Vera mundur selangkah, jantungnya berdetak kencang. "Kau... bukan Dimas lagi, kan?" katanya dengan suara gemetar, merasa ketakutan yang mendalam merayap di tubuhnya.
"Aku adalah bagian dari dunia yang kalian coba lupakan," kata Dimas, suaranya semakin menyeramkan. "Kalian pikir kalian telah mengalahkan segala sesuatu? Kalian hanya membuka jalan bagi kegelapan yang lebih besar."
Vera mengangkat belatinya, siap untuk menghadapi ancaman baru yang muncul di hadapannya. Namun, saat dia menatap Dimas, dia tahu bahwa pertempuran ini tidak akan sama seperti sebelumnya. Dimas bukan hanya korban, tetapi juga telah berubah menjadi sesuatu yang jauh lebih gelap dan menakutkan.

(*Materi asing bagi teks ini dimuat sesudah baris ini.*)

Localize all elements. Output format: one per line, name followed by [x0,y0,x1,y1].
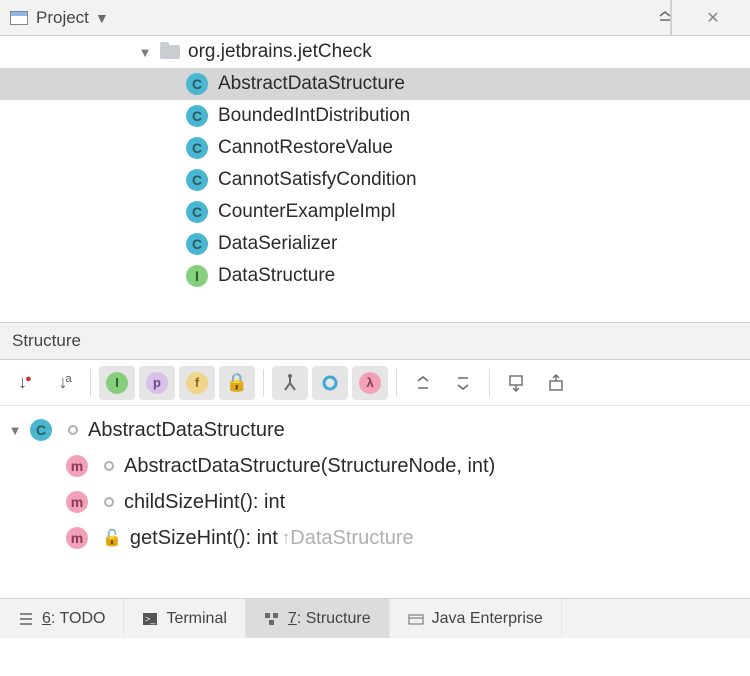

"Apa yang kalian lakukan tidak pernah bisa mengembalikan semuanya," lanjut Dimas dengan suara mengerikan. "Kalian telah membuka gerbang yang tidak bisa kalian tutup kembali."
Sebelum Vera sempat bertindak, Dimas bergerak dengan kecepatan yang luar biasa, seperti bayangan yang menyambar. Vera mengangkat belatinya dengan cepat, tetapi Dimas melompat ke samping, bergerak dengan kelincahan yang tak terduga. Dengan satu serangan, tangan Dimas menempel di dada Vera, menekannya dengan kekuatan yang tak terbayangkan. Vera terhuyung mundur, terjatuh ke tanah, tubuhnya terasa sangat lemah.
"Kau tidak bisa lari dari takdirmu," kata Dimas, menghampiri Vera dengan langkah pelan, namun setiap langkahnya seperti memberikan tekanan yang semakin besar. "Takdir kalian telah ditentukan."
Vera berusaha bangkit, tetapi tubuhnya terasa begitu berat. "Tidak... aku tidak akan menyerah..." katanya dengan suara terengah-engah, meskipun darah mulai mengalir dari luka di tubuhnya.
Dimas mendekat, namun tiba-tiba, suara keras menggelegar terdengar dari belakang. Sebuah kilatan cahaya terang membelah kegelapan. Seorang sosok muncul, melompat dari kejauhan, dengan pedang besar yang bersinar. Itu adalah Raka, namun kali ini, tubuhnya tampak lebih kuat, lebih hidup—seakan dia kembali dari kematian, dengan aura yang berbeda.
"Kau tidak akan menang," kata Raka dengan suara yang penuh kekuatan, mengangkat pedangnya untuk melawan Dimas.
Dimas berhenti sejenak, menatap Raka dengan tatapan penuh kebencian. "Kalian pikir kalian bisa menghentikan takdir?" katanya, suaranya semakin penuh amarah.
Raka melompat maju, mengayunkan pedangnya dengan kecepatan yang luar biasa. Namun, Dimas menangkisnya dengan tangan kosong, mengeluarkan kekuatan yang sangat besar. Dua kekuatan besar itu bertabrakan, menghasilkan ledakan yang mengguncang seluruh lembah.
Vera, yang masih terbaring di tanah, memandang dengan penuh kebingungan dan rasa takut. "Apa yang terjadi?" pikirnya, tubuhnya yang lemah tidak bisa melawan arus pertarungan yang begitu dahsyat.
Kehidupan dan kematian kini berbaur dalam pertempuran itu. Tak ada lagi pilihan selain bertahan—meskipun, pada akhirnya, setiap jiwa yang terlibat di dalamnya harus membayar harga yang sangat mahal.